No seu novo livro, What A Fish Knows: The Inner Lives Of Our Underwater Cousins, Balcombe apresenta evidências de que os peixes têm uma consciência — ou “senciência” — que lhes permite sentir dor, reconhecer humanos individuais e ter memória. Ele argumenta que os humanos deviam avaliar as implicações morais em relação a como capturamos e exploramos os peixes. “Nós matamos entre 150 milhões e mais de 2 biliões de peixes por ano – e a forma como morrem (na pesca comercial) é, de facto, bastante sombria”, alerta. “São inúmeras as mudanças que se fazem necessárias para se reflectir numa melhoria na nossa relação com os peixes”.
Sobre como podemos saber se os peixes estão a sentir dor
O estudo mais primoroso sobre a dor em peixes que já vi foi feito há alguns anos por uma bióloga chamada Lynne Sneddon, no Reino Unido.
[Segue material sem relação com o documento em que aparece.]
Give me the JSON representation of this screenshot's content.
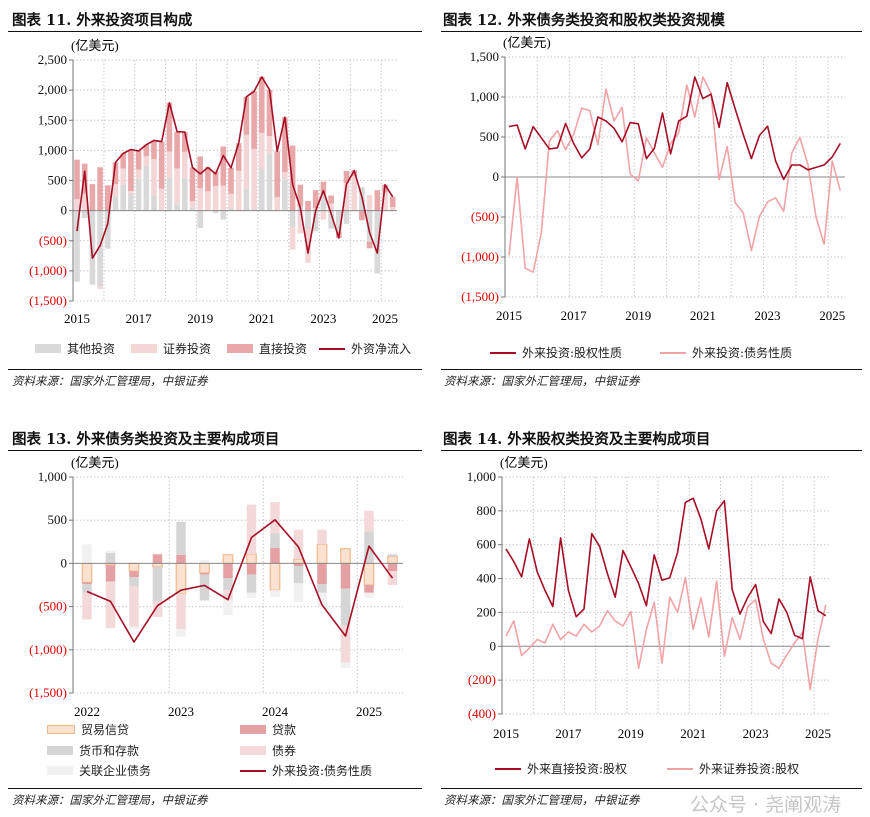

Ela recorreu a peixes-zebra, que são comumente usados em pesquisas. E o que eles [grupo de estudo] fizeram foi colocar um cardume de peixes-zebra — não me lembro de quantos, talvez uns trinta — num tanque complexo que tinha dois espaços. Um dos espaços estava ornamentado, com pedras e vegetação: já o outro era árido. Provavelmente já adivinhaste em qual espaço os peixes passaram todo o tempo – no ornamentado. Os peixes apreciam lugares para se esconder e também de um ambiente estimulador.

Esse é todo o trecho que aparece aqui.